From Thanksgiving to New Year’s Day, household waste increases by more than 25 percent! Added food waste, shopping bags, packaging, wrapping paper, bows and ribbons—it all adds up. And it’s not just trash. The average American spends $800 on gifts over the holiday season. With a little thought, you can reduce, reuse and recycle during the holidays to give the environment the precious gift of less while saving yourself time, money and stress.
Here are some ways you can reduce holiday waste:
Thousands of paper and plastic shopping bags end up in landfills every year. Reduce the number of bags thrown out by bringing reusable cloth bags for holiday gift shopping. Tell store clerks you don’t need a bag for small or oversized purchases.
- Send recycled-content greeting cards to reduce the amount of virgin paper used during the holidays. Remember to recycle any paper cards you receive. You can also try sending electronic greeting cards to reduce paper waste.
- Turn off or unplug holiday lights during the day. Doing so will not only save energy, but will also help your lights last longer.
- Approximately 33 million live Christmas trees are sold in North America every year. After the holidays, look for ways to recycle your tree instead of sending it to a landfill. Check with your community solid waste department and find out if they collect and mulch trees. Your town might be able to use chippings from mulched trees for hiking trails and beachfront erosion barriers.
- To help prevent waste from cutting down and disposing of live trees, you can buy a potted tree and plant it after the holidays.
- Have a create-your-own-decorations party! Invite family and friends to create and use holiday decorations such as ornaments made from old greeting cards or cookie dough, garlands made from strung popcorn or cranberries, wreaths made from artificial greens and flowers, and potpourri made from kitchen spices such as cinnamon and cloves.
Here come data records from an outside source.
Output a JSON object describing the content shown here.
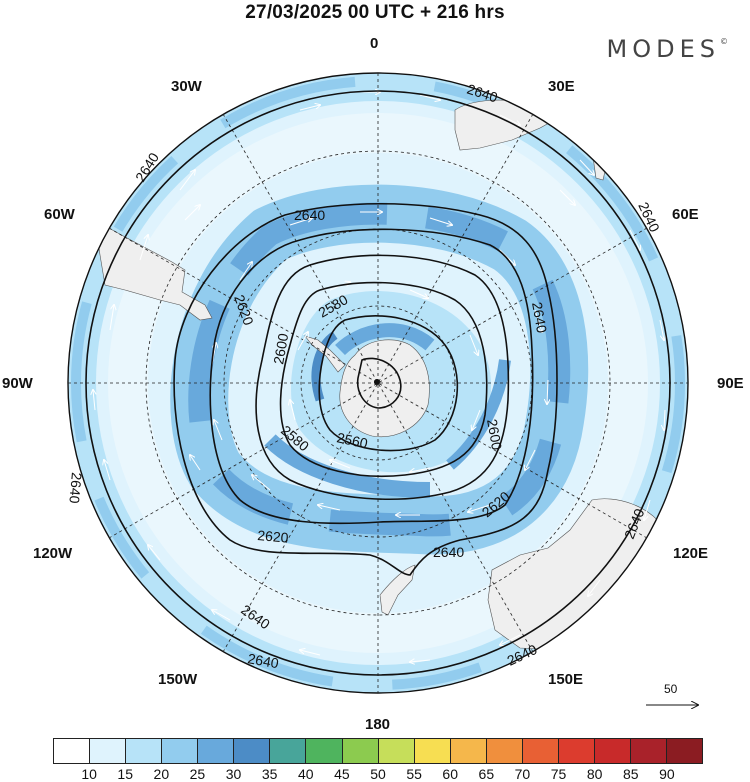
{
  "title": "27/03/2025  00 UTC  + 216 hrs",
  "brand": "MODES",
  "brand_mark": "©",
  "longitude_labels": {
    "n": "0",
    "e30": "30E",
    "e60": "60E",
    "e90": "90E",
    "e120": "120E",
    "e150": "150E",
    "s": "180",
    "w150": "150W",
    "w120": "120W",
    "w90": "90W",
    "w60": "60W",
    "w30": "30W"
  },
  "contour_labels": [
    "2640",
    "2640",
    "2640",
    "2640",
    "2640",
    "2640",
    "2640",
    "2640",
    "2640",
    "2620",
    "2620",
    "2620",
    "2600",
    "2600",
    "2580",
    "2580",
    "2560",
    "2640",
    "2640"
  ],
  "reference_vector": {
    "value": "50"
  },
  "legend": {
    "ticks": [
      "10",
      "15",
      "20",
      "25",
      "30",
      "35",
      "40",
      "45",
      "50",
      "55",
      "60",
      "65",
      "70",
      "75",
      "80",
      "85",
      "90"
    ],
    "colors": [
      "#ffffff",
      "#dff3fd",
      "#b7e3f8",
      "#92ccee",
      "#68a9dc",
      "#4c8cc6",
      "#48a59a",
      "#4fb45e",
      "#8ccb4f",
      "#c6de5a",
      "#f7de52",
      "#f5b74b",
      "#f08f3d",
      "#e86034",
      "#dc3c2e",
      "#c82a2a",
      "#a9222a",
      "#8b1c22"
    ]
  },
  "shading": {
    "outer_ring_color": "#b7e3f8",
    "jet_color": "#92ccee",
    "jet_core_color": "#68a9dc",
    "land_color": "#efefef"
  }
}
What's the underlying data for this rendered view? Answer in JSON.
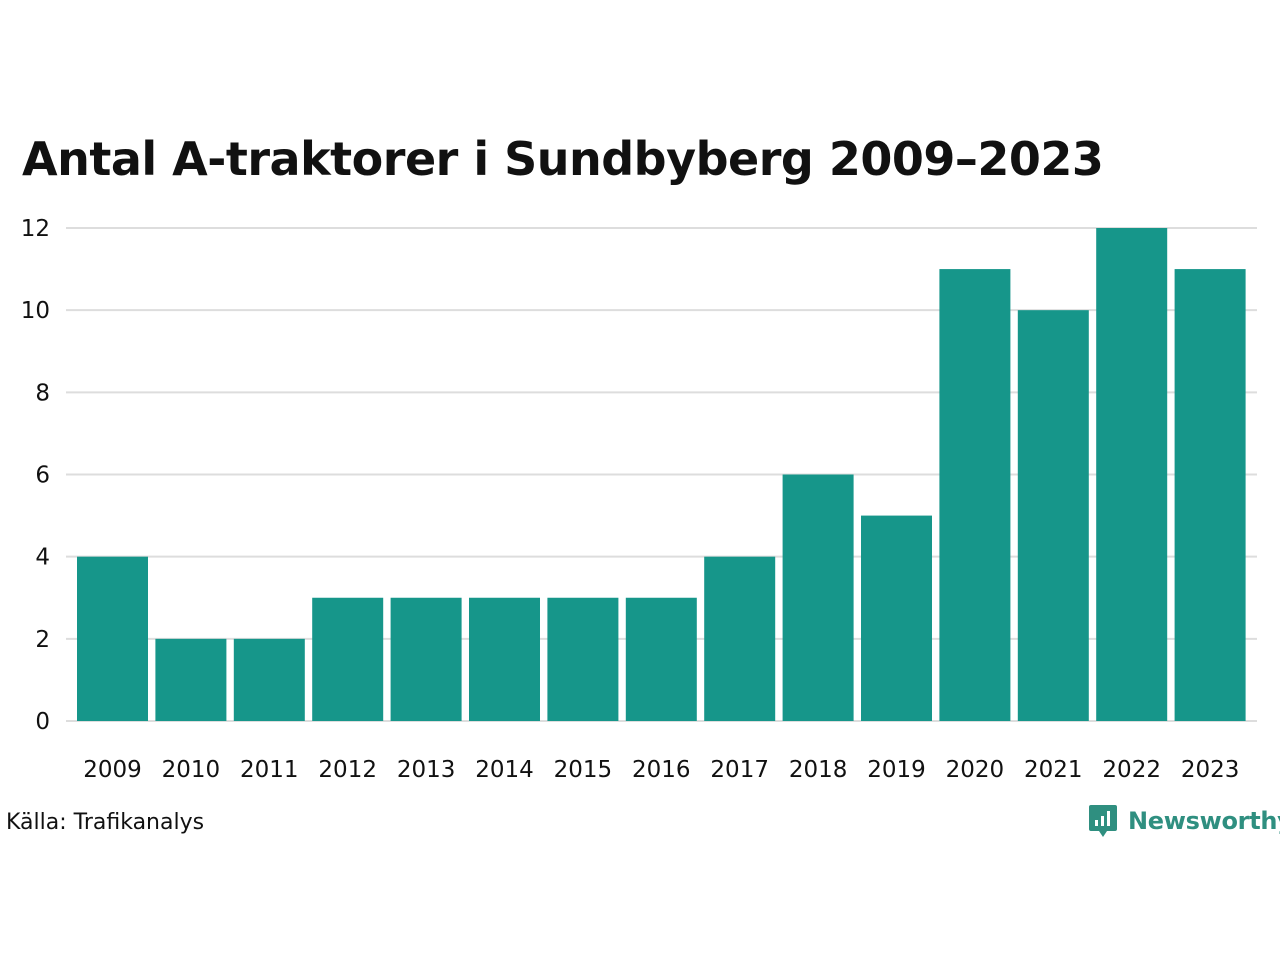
{
  "chart_data": {
    "type": "bar",
    "title": "Antal A-traktorer i Sundbyberg 2009–2023",
    "categories": [
      "2009",
      "2010",
      "2011",
      "2012",
      "2013",
      "2014",
      "2015",
      "2016",
      "2017",
      "2018",
      "2019",
      "2020",
      "2021",
      "2022",
      "2023"
    ],
    "values": [
      4,
      2,
      2,
      3,
      3,
      3,
      3,
      3,
      4,
      6,
      5,
      11,
      10,
      12,
      11
    ],
    "yticks": [
      0,
      2,
      4,
      6,
      8,
      10,
      12
    ],
    "ylim": [
      0,
      12
    ],
    "xlabel": "",
    "ylabel": "",
    "grid": true,
    "bar_color": "#16968a",
    "grid_color": "#dddddd"
  },
  "source": "Källa: Trafikanalys",
  "brand": {
    "name": "Newsworthy",
    "color": "#2f8f80",
    "icon": "newsworthy-logo-icon"
  }
}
- Consider the durability of a product before you buy it as a gift. Cheaper, less durable items often wear out quickly, creating waste and costing you money.
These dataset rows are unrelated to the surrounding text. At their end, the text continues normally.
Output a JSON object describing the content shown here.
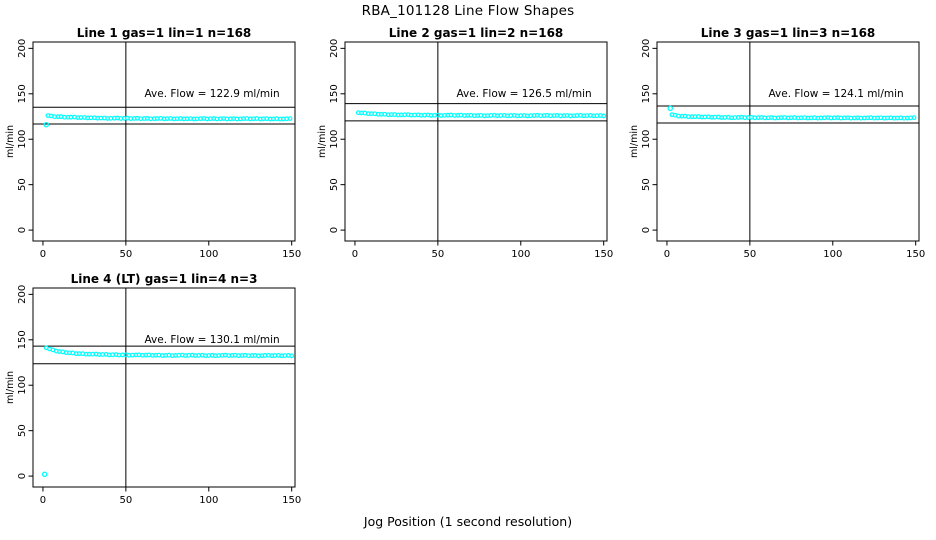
{
  "figure_title": "RBA_101128  Line Flow Shapes",
  "x_axis_title": "Jog Position (1 second resolution)",
  "colors": {
    "points": "#00ffff",
    "axis": "#000000",
    "background": "#ffffff"
  },
  "chart_data": [
    {
      "type": "scatter",
      "title": "Line 1 gas=1 lin=1 n=168",
      "ylabel": "ml/min",
      "annotation": "Ave. Flow =  122.9  ml/min",
      "ave_flow": 122.9,
      "xlim": [
        -6,
        152
      ],
      "ylim": [
        -12,
        207
      ],
      "xticks": [
        0,
        50,
        100,
        150
      ],
      "yticks": [
        0,
        50,
        100,
        150,
        200
      ],
      "vline_x": 50,
      "hlines": [
        135.2,
        116.8
      ],
      "point_step": 2,
      "band_anchors": [
        [
          3,
          126.0
        ],
        [
          6,
          125.1
        ],
        [
          10,
          124.8
        ],
        [
          15,
          124.3
        ],
        [
          20,
          124.0
        ],
        [
          25,
          123.7
        ],
        [
          30,
          123.5
        ],
        [
          40,
          123.1
        ],
        [
          50,
          122.9
        ],
        [
          60,
          122.8
        ],
        [
          75,
          122.6
        ],
        [
          100,
          122.5
        ],
        [
          125,
          122.5
        ],
        [
          150,
          122.4
        ]
      ],
      "outlier_points": [
        [
          2,
          116
        ]
      ]
    },
    {
      "type": "scatter",
      "title": "Line 2 gas=1 lin=2 n=168",
      "ylabel": "ml/min",
      "annotation": "Ave. Flow =  126.5  ml/min",
      "ave_flow": 126.5,
      "xlim": [
        -6,
        152
      ],
      "ylim": [
        -12,
        207
      ],
      "xticks": [
        0,
        50,
        100,
        150
      ],
      "yticks": [
        0,
        50,
        100,
        150,
        200
      ],
      "vline_x": 50,
      "hlines": [
        139.2,
        120.2
      ],
      "point_step": 2,
      "band_anchors": [
        [
          2,
          129.3
        ],
        [
          5,
          128.6
        ],
        [
          10,
          128.0
        ],
        [
          15,
          127.5
        ],
        [
          20,
          127.2
        ],
        [
          30,
          126.8
        ],
        [
          40,
          126.5
        ],
        [
          50,
          126.4
        ],
        [
          60,
          126.3
        ],
        [
          75,
          126.1
        ],
        [
          100,
          126.0
        ],
        [
          125,
          126.0
        ],
        [
          150,
          125.9
        ]
      ],
      "outlier_points": []
    },
    {
      "type": "scatter",
      "title": "Line 3 gas=1 lin=3 n=168",
      "ylabel": "ml/min",
      "annotation": "Ave. Flow =  124.1  ml/min",
      "ave_flow": 124.1,
      "xlim": [
        -6,
        152
      ],
      "ylim": [
        -12,
        207
      ],
      "xticks": [
        0,
        50,
        100,
        150
      ],
      "yticks": [
        0,
        50,
        100,
        150,
        200
      ],
      "vline_x": 50,
      "hlines": [
        136.5,
        117.9
      ],
      "point_step": 2,
      "band_anchors": [
        [
          3,
          127.0
        ],
        [
          6,
          125.8
        ],
        [
          10,
          125.3
        ],
        [
          15,
          124.9
        ],
        [
          20,
          124.6
        ],
        [
          30,
          124.2
        ],
        [
          40,
          123.9
        ],
        [
          50,
          123.8
        ],
        [
          60,
          123.7
        ],
        [
          75,
          123.6
        ],
        [
          100,
          123.5
        ],
        [
          125,
          123.4
        ],
        [
          150,
          123.4
        ]
      ],
      "outlier_points": [
        [
          2,
          134
        ]
      ]
    },
    {
      "type": "scatter",
      "title": "Line 4 (LT) gas=1 lin=4 n=3",
      "ylabel": "ml/min",
      "annotation": "Ave. Flow =  130.1  ml/min",
      "ave_flow": 130.1,
      "xlim": [
        -6,
        152
      ],
      "ylim": [
        -12,
        207
      ],
      "xticks": [
        0,
        50,
        100,
        150
      ],
      "yticks": [
        0,
        50,
        100,
        150,
        200
      ],
      "vline_x": 50,
      "hlines": [
        143.1,
        123.6
      ],
      "point_step": 2,
      "band_anchors": [
        [
          2,
          141.3
        ],
        [
          4,
          139.8
        ],
        [
          6,
          138.6
        ],
        [
          8,
          137.7
        ],
        [
          10,
          137.0
        ],
        [
          15,
          135.8
        ],
        [
          20,
          135.0
        ],
        [
          25,
          134.5
        ],
        [
          30,
          134.1
        ],
        [
          40,
          133.6
        ],
        [
          50,
          133.3
        ],
        [
          60,
          133.1
        ],
        [
          75,
          132.9
        ],
        [
          100,
          132.8
        ],
        [
          125,
          132.7
        ],
        [
          150,
          132.6
        ]
      ],
      "outlier_points": [
        [
          1,
          2
        ]
      ]
    }
  ]
}
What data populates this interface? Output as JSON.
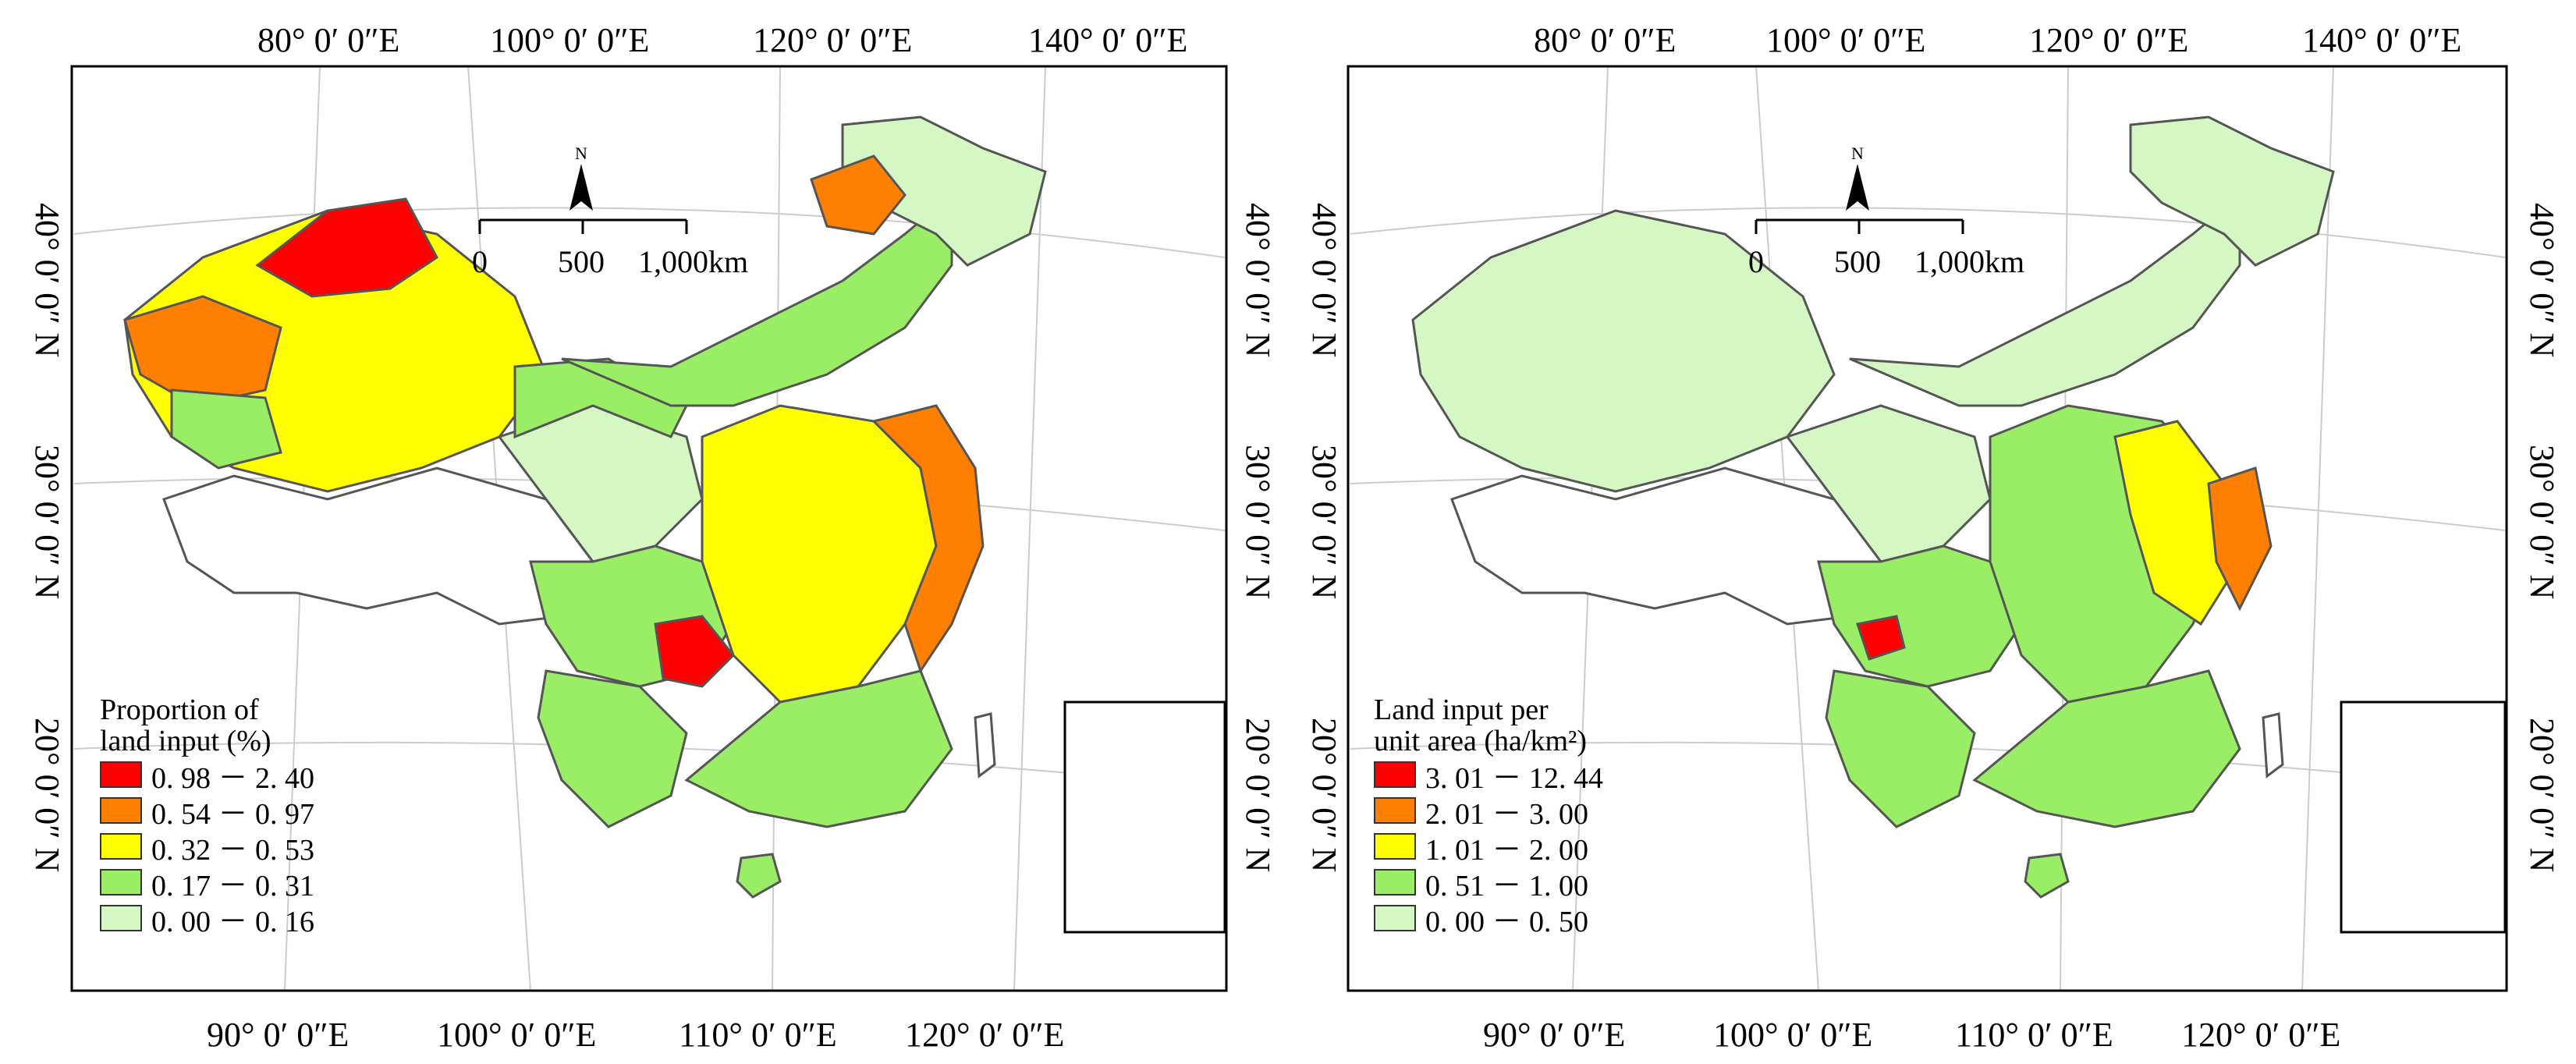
{
  "panels": [
    {
      "top_lon_labels": [
        "80° 0′ 0″E",
        "100° 0′ 0″E",
        "120° 0′ 0″E",
        "140° 0′ 0″E"
      ],
      "bottom_lon_labels": [
        "90° 0′ 0″E",
        "100° 0′ 0″E",
        "110° 0′ 0″E",
        "120° 0′ 0″E"
      ],
      "left_lat_labels": [
        "40° 0′ 0″ N",
        "30° 0′ 0″ N",
        "20° 0′ 0″ N"
      ],
      "right_lat_labels": [
        "40° 0′ 0″ N",
        "30° 0′ 0″ N",
        "20° 0′ 0″ N"
      ],
      "north_label": "N",
      "scale_labels": [
        "0",
        "500",
        "1,000km"
      ],
      "legend": {
        "title": "Proportion of\nland input (%)",
        "classes": [
          {
            "label": "0. 98 － 2. 40",
            "color": "#ff0000"
          },
          {
            "label": "0. 54 － 0. 97",
            "color": "#ff8000"
          },
          {
            "label": "0. 32 － 0. 53",
            "color": "#ffff00"
          },
          {
            "label": "0. 17 － 0. 31",
            "color": "#99ee66"
          },
          {
            "label": "0. 00 － 0. 16",
            "color": "#d4f7c4"
          }
        ]
      }
    },
    {
      "top_lon_labels": [
        "80° 0′ 0″E",
        "100° 0′ 0″E",
        "120° 0′ 0″E",
        "140° 0′ 0″E"
      ],
      "bottom_lon_labels": [
        "90° 0′ 0″E",
        "100° 0′ 0″E",
        "110° 0′ 0″E",
        "120° 0′ 0″E"
      ],
      "left_lat_labels": [
        "40° 0′ 0″ N",
        "30° 0′ 0″ N",
        "20° 0′ 0″ N"
      ],
      "right_lat_labels": [
        "40° 0′ 0″ N",
        "30° 0′ 0″ N",
        "20° 0′ 0″ N"
      ],
      "north_label": "N",
      "scale_labels": [
        "0",
        "500",
        "1,000km"
      ],
      "legend": {
        "title": "Land input per\nunit area (ha/km²)",
        "classes": [
          {
            "label": "3. 01 － 12. 44",
            "color": "#ff0000"
          },
          {
            "label": "2. 01 － 3. 00",
            "color": "#ff8000"
          },
          {
            "label": "1. 01 － 2. 00",
            "color": "#ffff00"
          },
          {
            "label": "0. 51 － 1. 00",
            "color": "#99ee66"
          },
          {
            "label": "0. 00 － 0. 50",
            "color": "#d4f7c4"
          }
        ]
      }
    }
  ],
  "palette": {
    "outline": "#555555",
    "province": "#444444",
    "grid": "#cccccc",
    "tibet": "#ffffff"
  }
}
- Use earth-friendly gift wrapping alternatives, such as scarves, handkerchiefs and bandannas; old posters and maps; newspapers (the comic sections works great); a present in a present — place gifts inside reusable containers like cookie tins, flower pots, and baskets or wrap gift in cloth napkins or kitchen towels; give a “treasure map” to find an unwrapped gift hidden elsewhere in the house; wrap gifts in your children’s or your own artwork; look through old magazines, catalogs and calendars to use attractive photos; use re-useable or re-used gift bags; replace ribbons and bows with natural evergreens, berries, dried flowers — keep them as decorations or compost them after the gifts are unwrapped; wrapping paper made from recycled paper.
- When buying gifts, check product labels to determine an item’s recyclability and whether it is made from recycled materials. Buying recycled encourages manufacturers to make more recycled-content products available.
- Shipping a gift? Reuse the foam peanuts from another package, or use unbuttered popcorn for packing. Return unwanted Styrofoam packing PEANUTS to local UPS Stores. Please call before delivering.
- About 40% of all battery sales occur during the holiday season. Buy rechargeable batteries to accompany your electronic gifts, and consider giving a battery charger as well. Rechargeable batteries reduce the amount of potentially harmful materials thrown away, and can save money in the long run.
- Giving the gift of an experience is a great option for children who want to give family gifts but don’t have the money or a way to buy them. Let children know that homemade gifts and gifts of their time are more valuable to you.